Il problema è anche l’uso dei canali attraverso cui aziende e candidati si incontrano: piattaforme digitali che hanno semplificato l’accesso al lavoro, ma che hanno anche moltiplicato le candidature, rendendo più difficile orientarsi tra i profili davvero rilevanti. Il risultato è che il tempo dedicato allo screening diventa critico quanto la capacità di individuare i profili davvero adatti.
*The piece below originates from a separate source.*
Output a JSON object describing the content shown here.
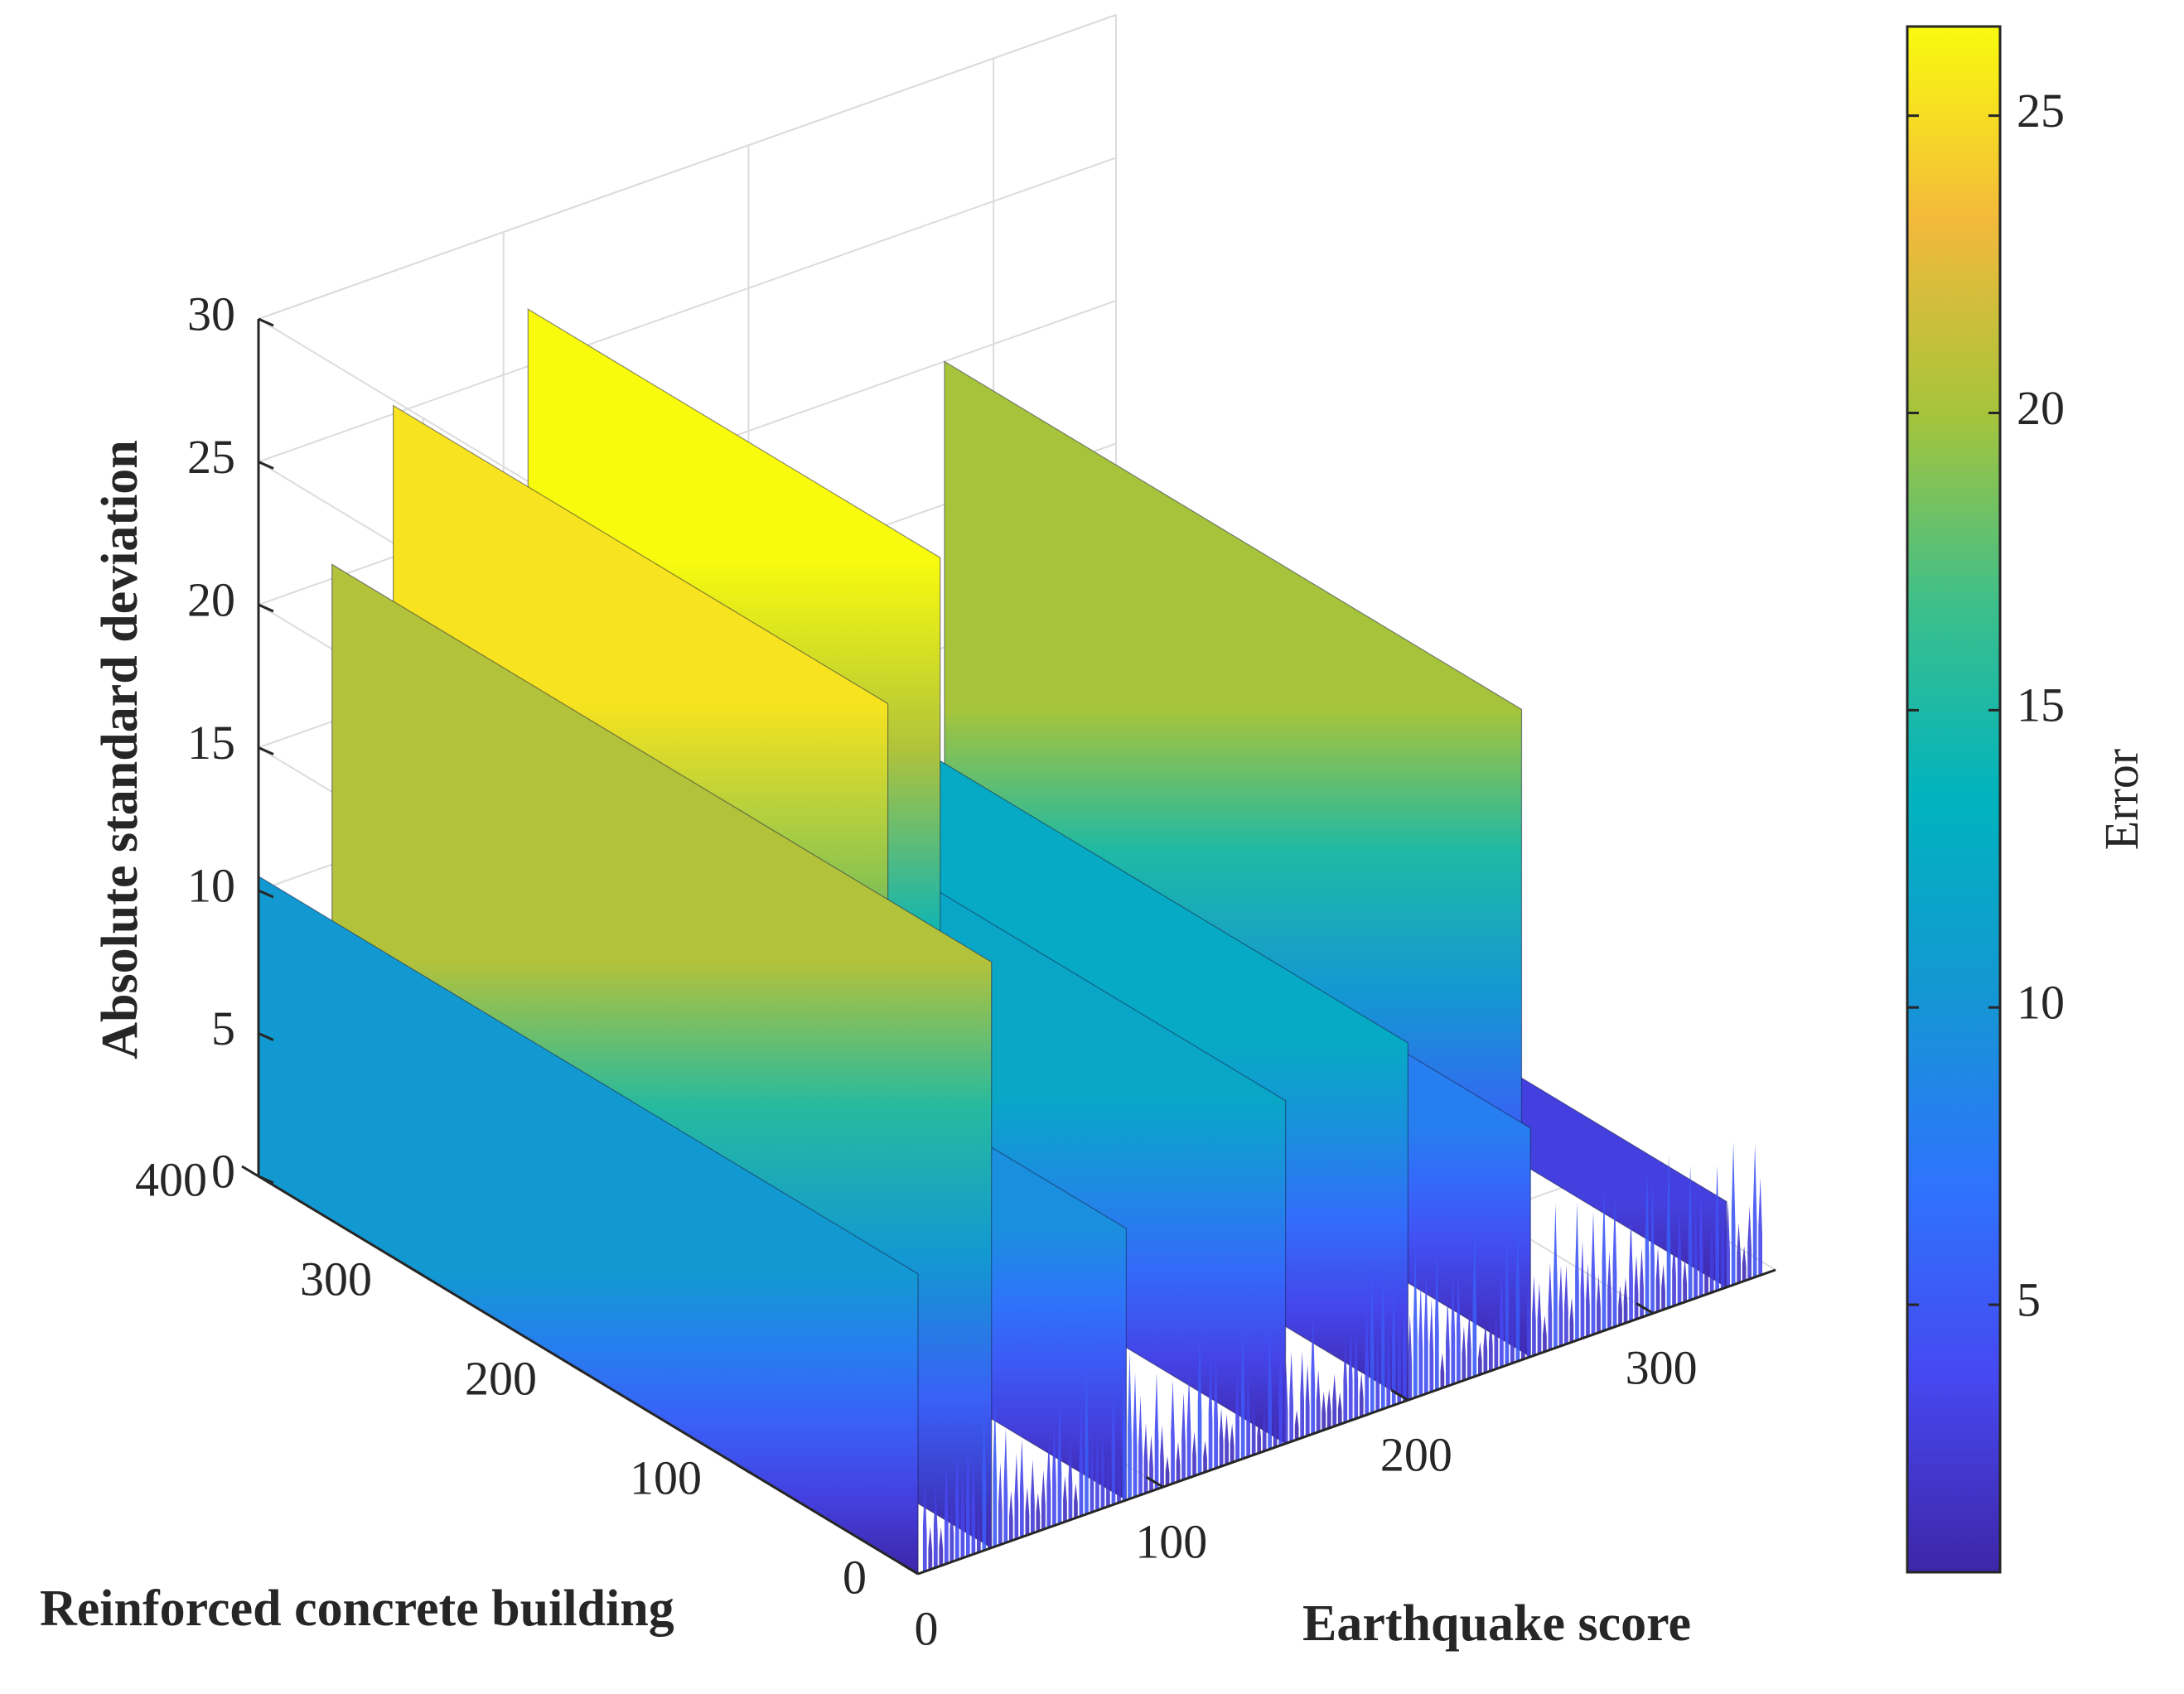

A provare a fare un po’ d’ordine è InMatch, piattaforma HR Tech italo-svizzera sviluppata per intervenire su uno dei nodi più concreti del recruiting digitale: il rumore generato dalle candidature non in linea. Nei portali di recruiting tradizionali, infatti, una quota molto elevata di candidature può rivelarsi poco pertinente rispetto ai requisiti richiesti fino al 90% in alcuni casi, secondo i dati raccolti dalla società nelle prime fasi di attività. Per le aziende, questo si traduce in tempo sottratto alla selezione e in costi difficili da controllare. Per i candidati, significa spesso entrare in processi poco trasparenti, senza feedback o con una limitata corrispondenza tra profilo e opportunità. “In molti processi di selezione”, spiega Gabriele Borga, founder InMatch, “il problema non è la scarsità di candidature, ma il tempo necessario per distinguere quelle realmente pertinenti. È lì che oggi si concentra una parte rilevante dell’inefficienza”.